Purple Dawn August 23, 2019

Are you psyching yourself up for what you feel is the inevitable? Divorce sucks, but trust me, it's not the end of the world. I'd much rather be alone than in a relationship where I don't have an actual partner. But that's jmo.
Take care, you've put a lot of effort into this. I'm sure you'll put more into a final decision.
D.

stargazing August 23, 2019

I think most people take their vows seriously, and to undo those vows has taken a lot of careful thought and consideration. But I don't believe that because you took a vow that means you have to be in a miserable marriage.
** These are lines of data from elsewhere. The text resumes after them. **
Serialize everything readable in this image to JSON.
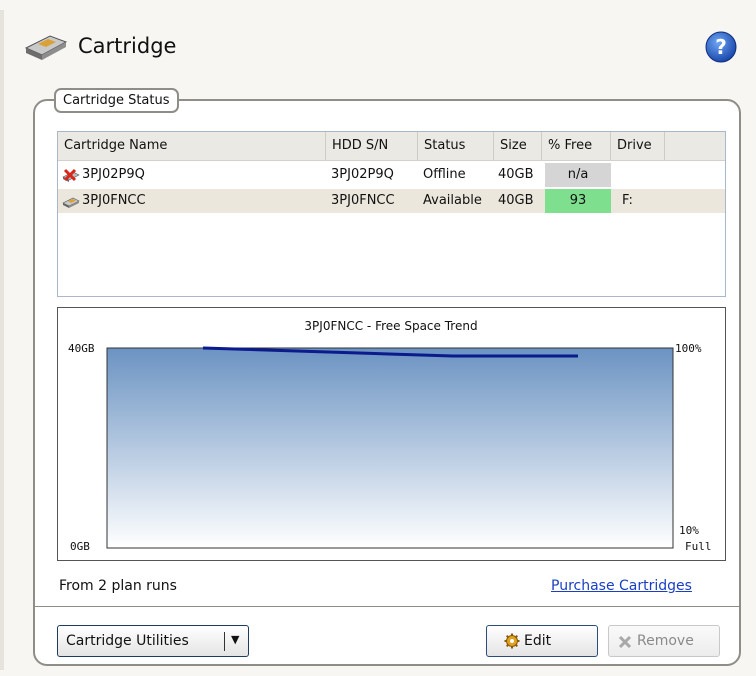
{
  "header": {
    "title": "Cartridge",
    "icon": "cartridge-icon",
    "help_icon": "help-icon"
  },
  "status_group": {
    "label": "Cartridge Status"
  },
  "table": {
    "columns": [
      "Cartridge Name",
      "HDD S/N",
      "Status",
      "Size",
      "% Free",
      "Drive"
    ],
    "rows": [
      {
        "name": "3PJ02P9Q",
        "serial": "3PJ02P9Q",
        "status": "Offline",
        "size": "40GB",
        "free": "n/a",
        "drive": "",
        "icon": "cartridge-offline-icon",
        "selected": false
      },
      {
        "name": "3PJ0FNCC",
        "serial": "3PJ0FNCC",
        "status": "Available",
        "size": "40GB",
        "free": "93",
        "drive": "F:",
        "icon": "cartridge-icon",
        "selected": true
      }
    ]
  },
  "chart_data": {
    "type": "line",
    "title": "3PJ0FNCC - Free Space Trend",
    "left_axis": {
      "top_label": "40GB",
      "bottom_label": "0GB"
    },
    "right_axis": {
      "top_label": "100%",
      "bottom_label_1": "10%",
      "bottom_label_2": "Full"
    },
    "ylim_percent": [
      0,
      100
    ],
    "series": [
      {
        "values_percent": [
          100,
          98,
          96,
          96
        ]
      }
    ],
    "line_color": "#0b1a8c"
  },
  "footer": {
    "plan_runs": "From 2 plan runs",
    "purchase_link": "Purchase Cartridges"
  },
  "buttons": {
    "utilities": "Cartridge Utilities",
    "edit": "Edit",
    "remove": "Remove"
  }
}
You've told her what you need, and it isn't unreasonable. You've gone to counseling. You've done all that you can to change the circumstances, and her inaction has shown me that she is unable to try to meet your needs. Life is too short.

AppleGirl August 23, 2019

I think you've suffered long enough. If the idea that "divorce isn't Christian" is what is holding you back -- this marriage you are in is nothing like God intended marriage to be. If the idea that you're "giving up" is what is holding you back -- just re-read most of your diary, years and years of trying...you're not giving up. And if the potential for loneliness is what's holding you back - you are ALREADY lonely. And there very well may be loneliness in your future, but not forever. During that lonely time, work on improving you.